2人合わせて「ワールドカップ25大会」を取材した、ベテランジャーナリストの大住良之と後藤健生。2022年カタール大会でも現地取材を敢行している。古きを温め新しきを知る「サッカー賢者」の2人がカタール・ワールドカップをあらゆる角度から語る!
■走るようになったメッシ
「史上最高の決勝戦」にはほど遠かったかもしれない。なにしろ前半から後半なかばにかけてのフランスの出来が悪すぎた。アルゼンチンが最高のパフォーマンスをした一方で、フランスはまるで病人のようにフラフラだった。パスはつながらず、ボールをもってもアルゼンチン選手に囲い込まれ、やすやすと奪われた。
リオネル・メッシは準決勝までとはまったく違う選手だった。
準決勝までは「1試合の歩行時間の最長記録をつくったのではないか」と思うほどポイントポイントでしか走らず、体型の似ているアルゼンチン選手のなかでメッシだけは探すのに苦労はなかった。チームのなかでただひとり歩いているのがメッシだったからだ。

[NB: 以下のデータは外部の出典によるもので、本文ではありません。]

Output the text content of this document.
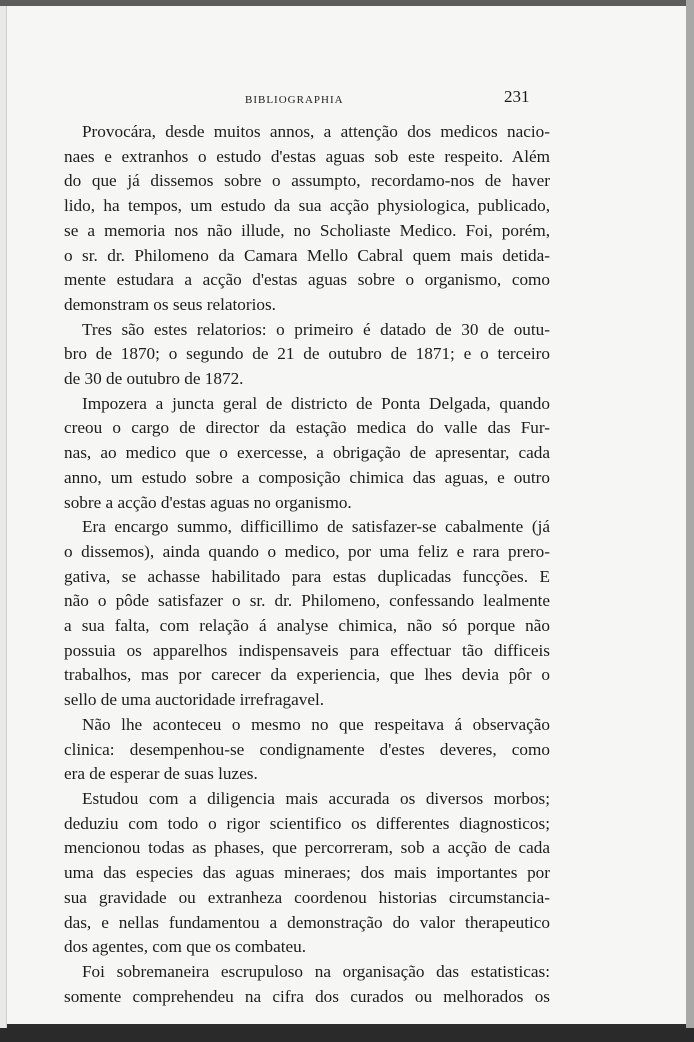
BIBLIOGRAPHIA	231

Provocára, desde muitos annos, a attenção dos medicos nacio-
naes e extranhos o estudo d'estas aguas sob este respeito. Além
do que já dissemos sobre o assumpto, recordamo-nos de haver
lido, ha tempos, um estudo da sua acção physiologica, publicado,
se a memoria nos não illude, no Scholiaste Medico. Foi, porém,
o sr. dr. Philomeno da Camara Mello Cabral quem mais detida-
mente estudara a acção d'estas aguas sobre o organismo, como
demonstram os seus relatorios.

Tres são estes relatorios: o primeiro é datado de 30 de outu-
bro de 1870; o segundo de 21 de outubro de 1871; e o terceiro
de 30 de outubro de 1872.

Impozera a juncta geral de districto de Ponta Delgada, quando
creou o cargo de director da estação medica do valle das Fur-
nas, ao medico que o exercesse, a obrigação de apresentar, cada
anno, um estudo sobre a composição chimica das aguas, e outro
sobre a acção d'estas aguas no organismo.

Era encargo summo, difficillimo de satisfazer-se cabalmente (já
o dissemos), ainda quando o medico, por uma feliz e rara prero-
gativa, se achasse habilitado para estas duplicadas funcções. E
não o pôde satisfazer o sr. dr. Philomeno, confessando lealmente
a sua falta, com relação á analyse chimica, não só porque não
possuia os apparelhos indispensaveis para effectuar tão difficeis
trabalhos, mas por carecer da experiencia, que lhes devia pôr o
sello de uma auctoridade irrefragavel.

Não lhe aconteceu o mesmo no que respeitava á observação
clinica: desempenhou-se condignamente d'estes deveres, como
era de esperar de suas luzes.

Estudou com a diligencia mais accurada os diversos morbos;
deduziu com todo o rigor scientifico os differentes diagnosticos;
mencionou todas as phases, que percorreram, sob a acção de cada
uma das especies das aguas mineraes; dos mais importantes por
sua gravidade ou extranheza coordenou historias circumstancia-
das, e nellas fundamentou a demonstração do valor therapeutico
dos agentes, com que os combateu.

Foi sobremaneira escrupuloso na organisação das estatisticas:
somente comprehendeu na cifra dos curados ou melhorados os
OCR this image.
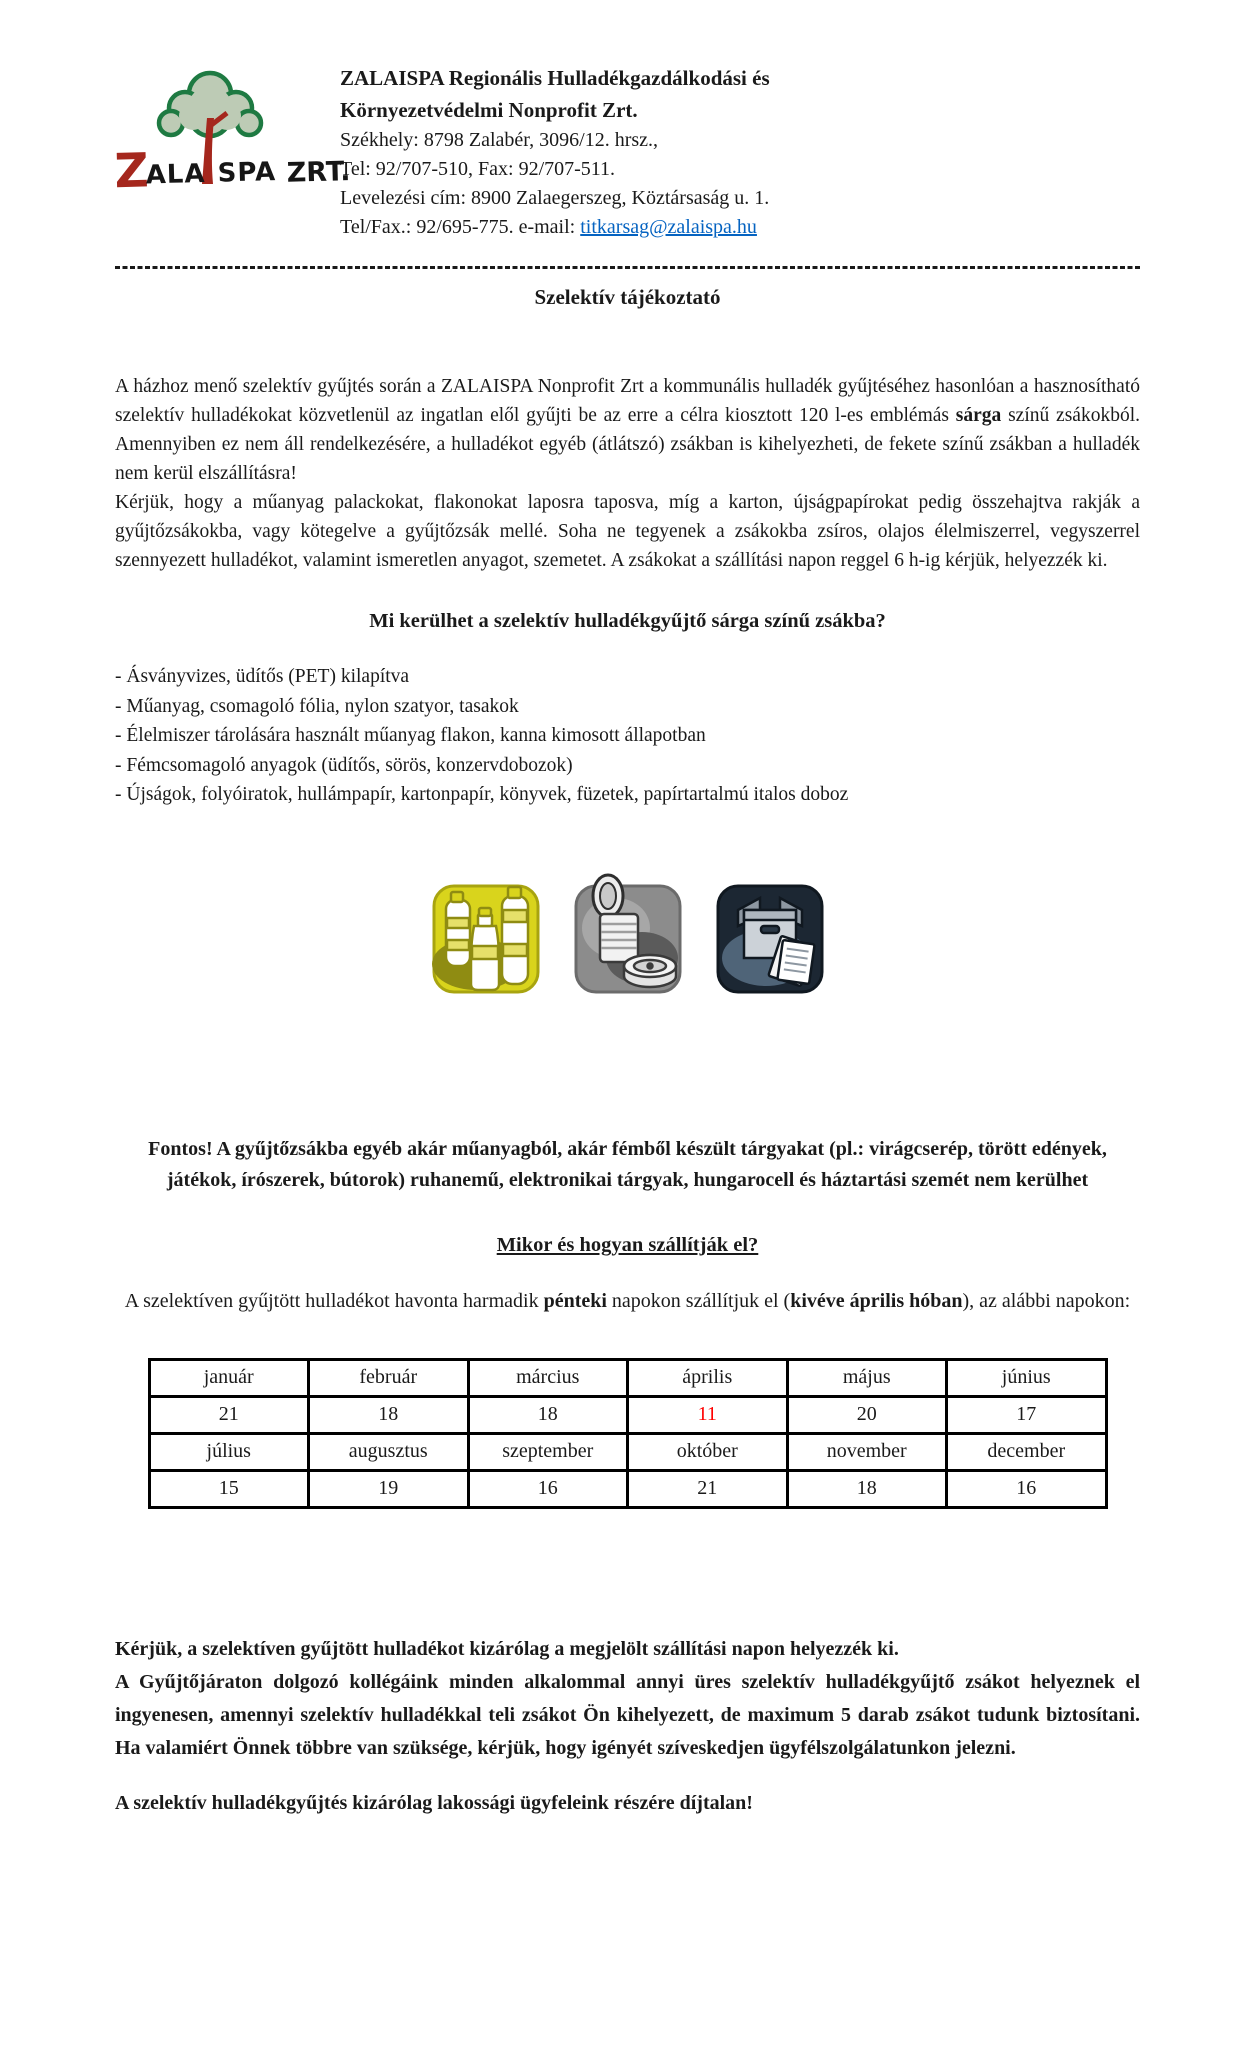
Z
ALA SPA ZRT.
ZALAISPA Regionális Hulladékgazdálkodási és
Környezetvédelmi Nonprofit Zrt.
Székhely: 8798 Zalabér, 3096/12. hrsz.,
Tel: 92/707-510, Fax: 92/707-511.
Levelezési cím: 8900 Zalaegerszeg, Köztársaság u. 1.
Tel/Fax.: 92/695-775. e-mail: titkarsag@zalaispa.hu
Szelektív tájékoztató
A házhoz menő szelektív gyűjtés során a ZALAISPA Nonprofit Zrt a kommunális hulladék gyűjtéséhez hasonlóan a hasznosítható szelektív hulladékokat közvetlenül az ingatlan elől gyűjti be az erre a célra kiosztott 120 l-es emblémás sárga színű zsákokból. Amennyiben ez nem áll rendelkezésére, a hulladékot egyéb (átlátszó) zsákban is kihelyezheti, de fekete színű zsákban a hulladék nem kerül elszállításra!
Kérjük, hogy a műanyag palackokat, flakonokat laposra taposva, míg a karton, újságpapírokat pedig összehajtva rakják a gyűjtőzsákokba, vagy kötegelve a gyűjtőzsák mellé. Soha ne tegyenek a zsákokba zsíros, olajos élelmiszerrel, vegyszerrel szennyezett hulladékot, valamint ismeretlen anyagot, szemetet. A zsákokat a szállítási napon reggel 6 h-ig kérjük, helyezzék ki.
Mi kerülhet a szelektív hulladékgyűjtő sárga színű zsákba?
- Ásványvizes, üdítős (PET) kilapítva
- Műanyag, csomagoló fólia, nylon szatyor, tasakok
- Élelmiszer tárolására használt műanyag flakon, kanna kimosott állapotban
- Fémcsomagoló anyagok (üdítős, sörös, konzervdobozok)
- Újságok, folyóiratok, hullámpapír, kartonpapír, könyvek, füzetek, papírtartalmú italos doboz
Fontos! A gyűjtőzsákba egyéb akár műanyagból, akár fémből készült tárgyakat (pl.: virágcserép, törött edények, játékok, írószerek, bútorok) ruhanemű, elektronikai tárgyak, hungarocell és háztartási szemét nem kerülhet
Mikor és hogyan szállítják el?
A szelektíven gyűjtött hulladékot havonta harmadik pénteki napokon szállítjuk el (kivéve április hóban), az alábbi napokon:
január	február	március	április	május	június
21	18	18	11	20	17
július	augusztus	szeptember	október	november	december
15	19	16	21	18	16
Kérjük, a szelektíven gyűjtött hulladékot kizárólag a megjelölt szállítási napon helyezzék ki.
A Gyűjtőjáraton dolgozó kollégáink minden alkalommal annyi üres szelektív hulladékgyűjtő zsákot helyeznek el ingyenesen, amennyi szelektív hulladékkal teli zsákot Ön kihelyezett, de maximum 5 darab zsákot tudunk biztosítani. Ha valamiért Önnek többre van szüksége, kérjük, hogy igényét szíveskedjen ügyfélszolgálatunkon jelezni.
A szelektív hulladékgyűjtés kizárólag lakossági ügyfeleink részére díjtalan!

だがこの決勝戦では、メッシもよく走った。守備にも戻ったし、ボールを出した後にはすぐに次のポジションに移った。そうして「汗を流し」ながら、肝心なところではメッシならではのプレーでフランスの守備を破った。
後藤さんが書いたように、ケガから復帰したばかりのアンヘル・ディマリアを左サイドに置いたことがアルゼンチンが優位に立つ大きなポイントとなった。右でつくり、メッシが大きく左に振ることでアルゼンチンは繰り返しチャンスをつくった。
しかし後半なかばまでのアルゼンチンの圧倒的攻勢を可能にした最大の要因は、エンソ・フェルナンデス、アレクシス・マカリテルのボランチコンビと、右MFながらボランチの役割も果たしたロドリゴ・デパウルの「超」がつくほどのハードワークだった。